Нам постоянно обещают теплую одежду, которой нет и по сей день. — Больше ничего сказать не могу, — так он закончил свой рассказ. [32]
«Для него было бы лучше, если бы он не пытался смешаться с местным населением и не сдирал бы с кого-то пиджак. Сдался бы в форме, был бы полноправным военнопленным», — отрешенно подумал Юрген. На фронте с пленными они обращались по-другому. Фронт был честной схваткой. И чем ожесточенней был бой, тем большего уважения заслуживал побежденный противник. Иванов они уважали. Они научились их уважать. Иваны заставили их себя уважать.
Из показаний этого капрала следовало, что им предстояло новое сражение. И они пошли в него незамедлительно. Пять дней безостановочных боев за узкую полосу земли вдоль Вислы. По мере того как стихали бои в городе, туда стягивались все новые части. Они вновь сражались плечом к плечу с эсэсовцами. Дирлевангер с автоматом в руках шел в атаку впереди своих солдат. Его ничего не брало. Кому суждено быть повешенным, тот не утонет, вспомнил Юрген русскую пословицу. Он спросил у Брейтгаупта, что говорят в таких случаях в его краях. Но Брейтгаупт не умел изрекать мудрости по заказу.

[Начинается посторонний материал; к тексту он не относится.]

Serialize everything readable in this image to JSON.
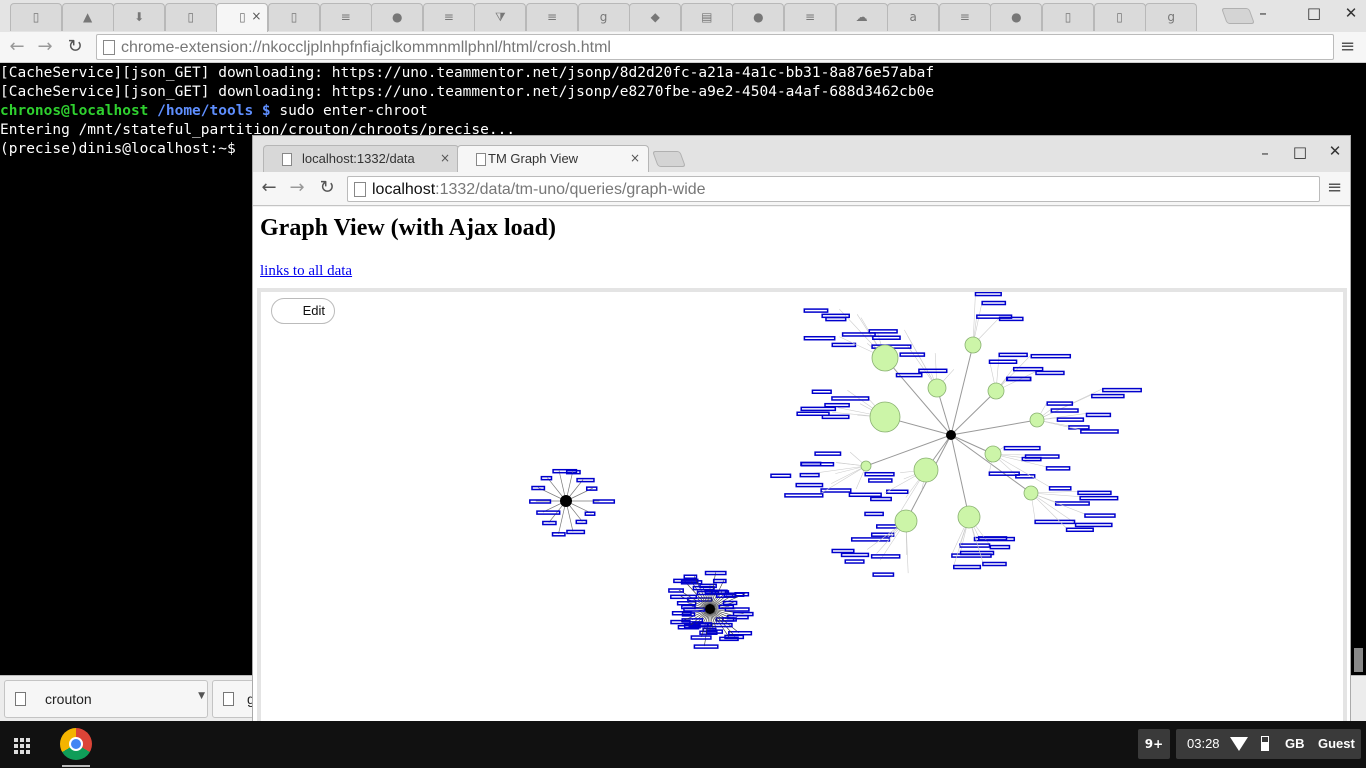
{
  "outer_browser": {
    "tabs": [
      {
        "icon": "page-icon"
      },
      {
        "icon": "arch-icon"
      },
      {
        "icon": "download-icon"
      },
      {
        "icon": "page-icon"
      },
      {
        "icon": "page-icon",
        "active": true,
        "close": "×"
      },
      {
        "icon": "page-icon"
      },
      {
        "icon": "stackoverflow-icon"
      },
      {
        "icon": "github-icon"
      },
      {
        "icon": "stackoverflow-icon"
      },
      {
        "icon": "filter-icon"
      },
      {
        "icon": "stackoverflow-icon"
      },
      {
        "icon": "google-icon"
      },
      {
        "icon": "python-icon"
      },
      {
        "icon": "book-icon"
      },
      {
        "icon": "github-icon"
      },
      {
        "icon": "stackoverflow-icon"
      },
      {
        "icon": "cloud-icon"
      },
      {
        "icon": "ask-icon"
      },
      {
        "icon": "stackoverflow-icon"
      },
      {
        "icon": "github-icon"
      },
      {
        "icon": "page-icon"
      },
      {
        "icon": "page-icon"
      },
      {
        "icon": "google-icon"
      }
    ],
    "url": "chrome-extension://nkoccljplnhpfnfiajclkommnmllphnl/html/crosh.html"
  },
  "terminal": {
    "lines": [
      "[CacheService][json_GET] downloading: https://uno.teammentor.net/jsonp/8d2d20fc-a21a-4a1c-bb31-8a876e57abaf",
      "[CacheService][json_GET] downloading: https://uno.teammentor.net/jsonp/e8270fbe-a9e2-4504-a4af-688d3462cb0e"
    ],
    "prompt_user": "chronos@localhost",
    "prompt_path": "/home/tools",
    "prompt_sym": "$",
    "command": "sudo enter-chroot",
    "entering": "Entering /mnt/stateful_partition/crouton/chroots/precise...",
    "chroot_prompt": "(precise)dinis@localhost:~$"
  },
  "downloads": [
    {
      "name": "crouton"
    },
    {
      "name": "g"
    }
  ],
  "inner_browser": {
    "tabs": [
      {
        "title": "localhost:1332/data",
        "close": "×"
      },
      {
        "title": "TM Graph View",
        "close": "×",
        "active": true
      }
    ],
    "url_host": "localhost",
    "url_rest": ":1332/data/tm-uno/queries/graph-wide",
    "page": {
      "heading": "Graph View (with Ajax load)",
      "link": "links to all data",
      "edit_label": "Edit"
    }
  },
  "graph_style": {
    "hub_color": "#000000",
    "topic_color": "#ccf5a8",
    "leaf_color": "#0000cc",
    "edge_color": "#999999"
  },
  "taskbar": {
    "notifications": "9+",
    "time": "03:28",
    "keyboard": "GB",
    "user": "Guest"
  }
}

Потом им объявили, что в ходе боев было уничтожено около четырех тысяч солдат противника. Может быть и так, они не считали. Они подсчитывали только свои потери. К их удивлению и гордости, во время последних боев потери были невелики. Русское командование направляло на захваченный плацдарм исключительно польские части. Оно, вероятно, полагало, что поляки будут лучше драться на своей земле. Но хозяевами тут были они, немцы. Они знали тут каждый камень, каждый проход. Они знали, как сражаться в этих каменных трущобах. Им дорого достался этот опыт, теперь они обрушили его на неподготовленных поляков. Те ничего не могли им противопоставить. Они сбросили их в Вислу.
Вдруг наступила тишина. Перемирие, сказали им. Перемирие с кем, удивились они. С поляками, ответили им, не стрелять! Они не воевали с поляками. Они воевали с мятежниками и бандитами. Но они дисциплинированно закинули автоматы за спину, чтобы автоматически не нажать на гашетку.

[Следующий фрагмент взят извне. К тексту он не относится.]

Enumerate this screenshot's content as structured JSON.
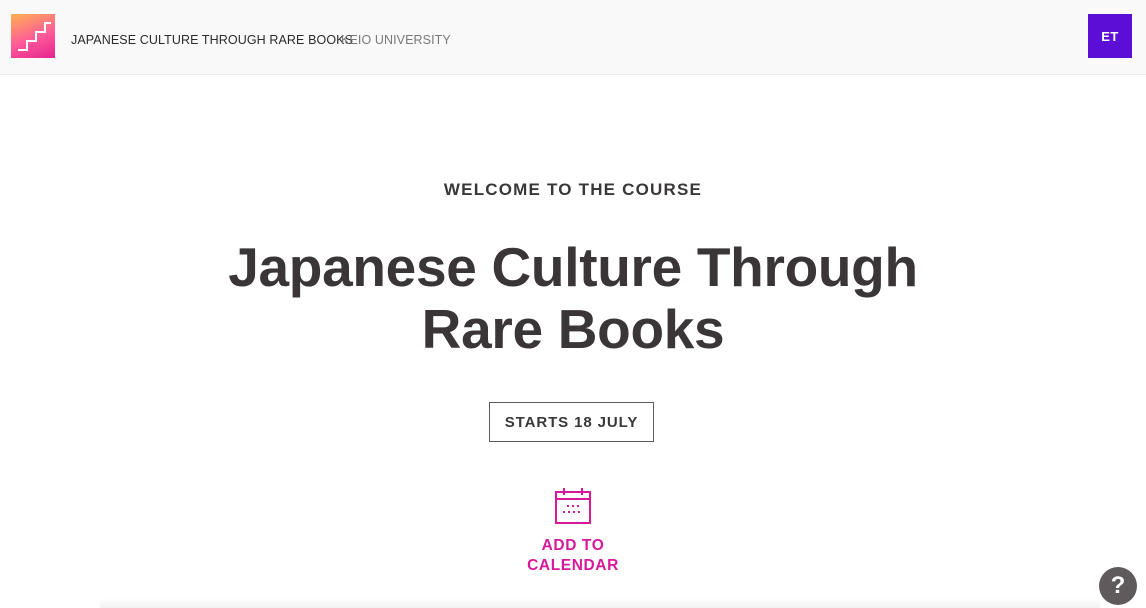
{
  "header": {
    "course_title": "JAPANESE CULTURE THROUGH RARE BOOKS",
    "organization": "KEIO UNIVERSITY",
    "logo_icon": "futurelearn-steps-logo",
    "avatar_initials": "ET",
    "avatar_color": "#5b0ed6"
  },
  "hero": {
    "welcome": "WELCOME TO THE COURSE",
    "title": "Japanese Culture Through Rare Books",
    "start_date": "STARTS 18 JULY",
    "calendar": {
      "icon": "calendar-icon",
      "label": "ADD TO CALENDAR",
      "accent": "#d6189a"
    }
  },
  "help": {
    "icon": "help-question-icon",
    "glyph": "?"
  }
}
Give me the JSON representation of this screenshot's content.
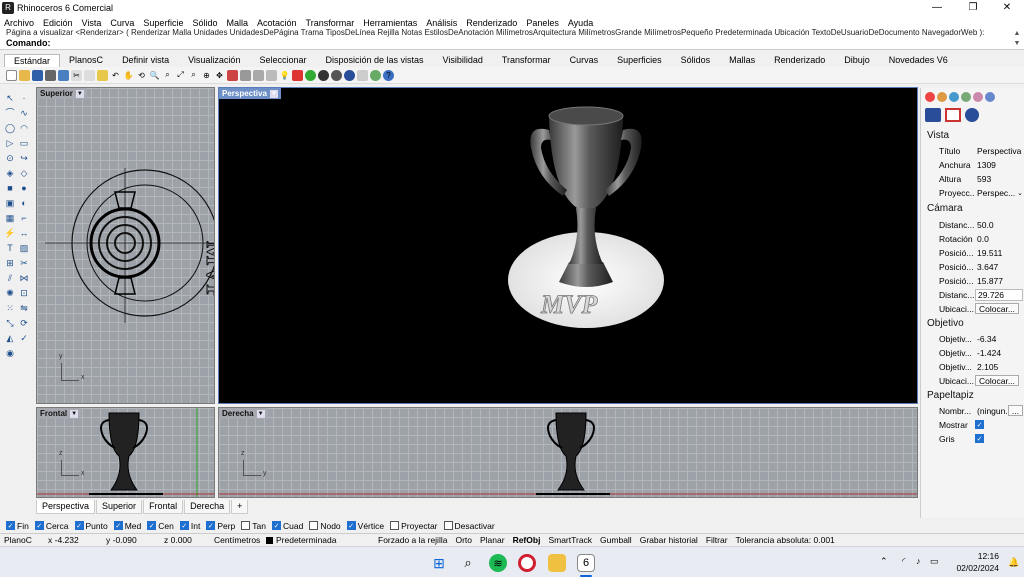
{
  "window": {
    "title": "Rhinoceros 6 Comercial",
    "app_icon": "rhino-icon"
  },
  "menu": [
    "Archivo",
    "Edición",
    "Vista",
    "Curva",
    "Superficie",
    "Sólido",
    "Malla",
    "Acotación",
    "Transformar",
    "Herramientas",
    "Análisis",
    "Renderizado",
    "Paneles",
    "Ayuda"
  ],
  "command_history": "Página a visualizar <Renderizar> ( Renderizar  Malla  Unidades  UnidadesDePágina  Trama  TiposDeLínea  Rejilla  Notas  EstilosDeAnotación  MilímetrosArquitectura  MilímetrosGrande  MilímetrosPequeño  Predeterminada  Ubicación  TextoDeUsuarioDeDocumento  NavegadorWeb ):",
  "command_prompt": "Comando:",
  "toolbar_tabs": [
    "Estándar",
    "PlanosC",
    "Definir vista",
    "Visualización",
    "Seleccionar",
    "Disposición de las vistas",
    "Visibilidad",
    "Transformar",
    "Curvas",
    "Superficies",
    "Sólidos",
    "Mallas",
    "Renderizado",
    "Dibujo",
    "Novedades V6"
  ],
  "active_toolbar_tab": "Estándar",
  "viewports": {
    "top": {
      "label": "Superior",
      "axis_y": "y",
      "axis_x": "x"
    },
    "perspective": {
      "label": "Perspectiva",
      "text": "MVP"
    },
    "front": {
      "label": "Frontal",
      "axis_y": "z",
      "axis_x": "x"
    },
    "right": {
      "label": "Derecha",
      "axis_y": "z",
      "axis_x": "y"
    }
  },
  "top_view_text": "MVP",
  "viewport_tabs": [
    "Perspectiva",
    "Superior",
    "Frontal",
    "Derecha"
  ],
  "add_tab_symbol": "+",
  "osnap": [
    {
      "label": "Fin",
      "checked": true
    },
    {
      "label": "Cerca",
      "checked": true
    },
    {
      "label": "Punto",
      "checked": true
    },
    {
      "label": "Med",
      "checked": true
    },
    {
      "label": "Cen",
      "checked": true
    },
    {
      "label": "Int",
      "checked": true
    },
    {
      "label": "Perp",
      "checked": true
    },
    {
      "label": "Tan",
      "checked": false
    },
    {
      "label": "Cuad",
      "checked": true
    },
    {
      "label": "Nodo",
      "checked": false
    },
    {
      "label": "Vértice",
      "checked": true
    },
    {
      "label": "Proyectar",
      "checked": false
    },
    {
      "label": "Desactivar",
      "checked": false
    }
  ],
  "status": {
    "cplane": "PlanoC",
    "x": "x -4.232",
    "y": "y -0.090",
    "z": "z 0.000",
    "units": "Centímetros",
    "layer": "Predeterminada",
    "grid_snap": "Forzado a la rejilla",
    "ortho": "Orto",
    "planar": "Planar",
    "refobj": "RefObj",
    "smarttrack": "SmartTrack",
    "gumball": "Gumball",
    "history": "Grabar historial",
    "filter": "Filtrar",
    "tolerance": "Tolerancia absoluta: 0.001"
  },
  "properties": {
    "vista_title": "Vista",
    "titulo_k": "Título",
    "titulo_v": "Perspectiva",
    "anchura_k": "Anchura",
    "anchura_v": "1309",
    "altura_k": "Altura",
    "altura_v": "593",
    "proyecc_k": "Proyecc...",
    "proyecc_v": "Perspec...",
    "camara_title": "Cámara",
    "distanc_k": "Distanc...",
    "distanc_v": "50.0",
    "rotacion_k": "Rotación",
    "rotacion_v": "0.0",
    "pos1_k": "Posició...",
    "pos1_v": "19.511",
    "pos2_k": "Posició...",
    "pos2_v": "3.647",
    "pos3_k": "Posició...",
    "pos3_v": "15.877",
    "distanc2_k": "Distanc...",
    "distanc2_v": "29.726",
    "ubicaci_k": "Ubicaci...",
    "colocar_label": "Colocar...",
    "objetivo_title": "Objetivo",
    "obj1_k": "Objetiv...",
    "obj1_v": "-6.34",
    "obj2_k": "Objetiv...",
    "obj2_v": "-1.424",
    "obj3_k": "Objetiv...",
    "obj3_v": "2.105",
    "ubicaci2_k": "Ubicaci...",
    "colocar2_label": "Colocar...",
    "papeltapiz_title": "Papeltapiz",
    "nombre_k": "Nombr...",
    "nombre_v": "(ningun...",
    "nombre_btn": "...",
    "mostrar_k": "Mostrar",
    "gris_k": "Gris"
  },
  "taskbar": {
    "time": "12:16",
    "date": "02/02/2024"
  }
}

— Они послали для ведения переговоров женщину, — презрительно говорил обер-лейтенант Вортенберг.
— Графиня Мария Тарновская, урожденная Четвертыньская, представляет Польский Красный Крест, ее присутствие на переговорах естественно, — говорил подполковник Фрике.
— Они потребовали, чтобы им показали лагерь в Пруткове, куда отправляют пленных мятежников, — продолжал возмущаться обер-лейтенант Вортенберг.

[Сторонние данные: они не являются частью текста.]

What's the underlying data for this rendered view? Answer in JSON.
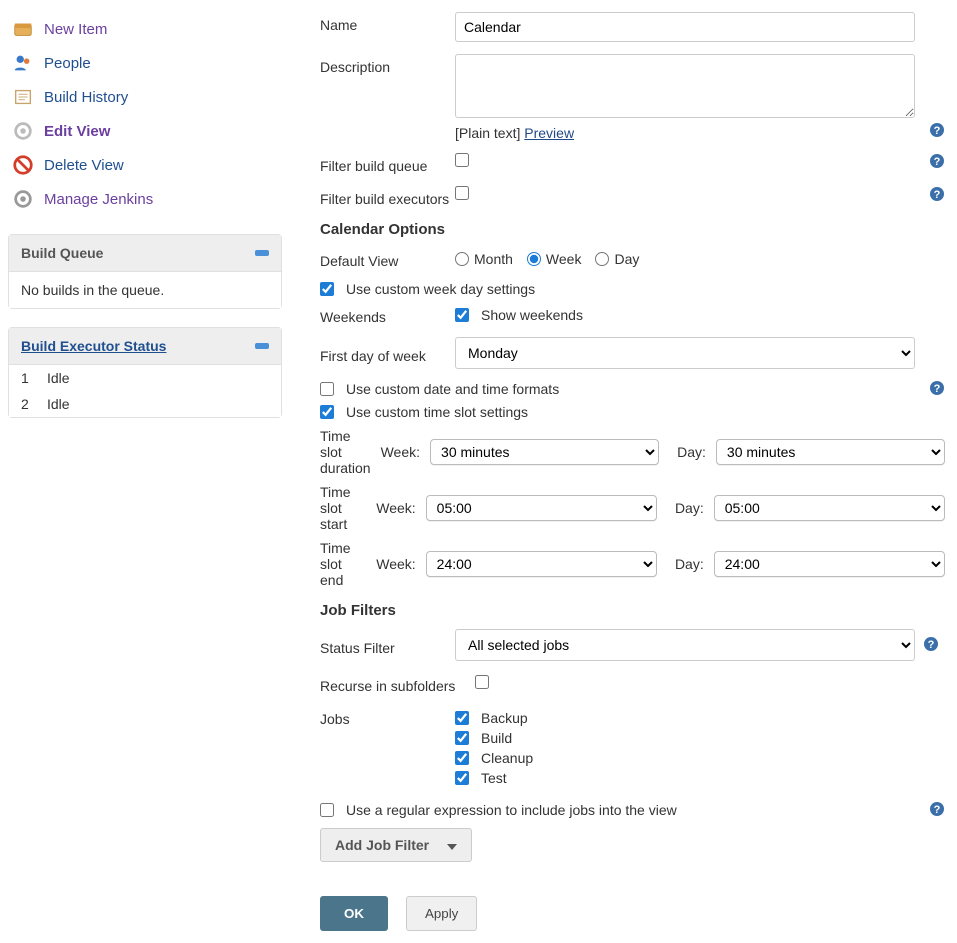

— Я рад, что командование предоставило польской стороне такую возможность. Теперь и поляки, и представители Международного Красного Креста смогли воочию убедиться, что условия содержания военнопленных и гражданских беженцев в немецких лагерях полностью соответствуют международным нормам, — парировал подполковник Фрике.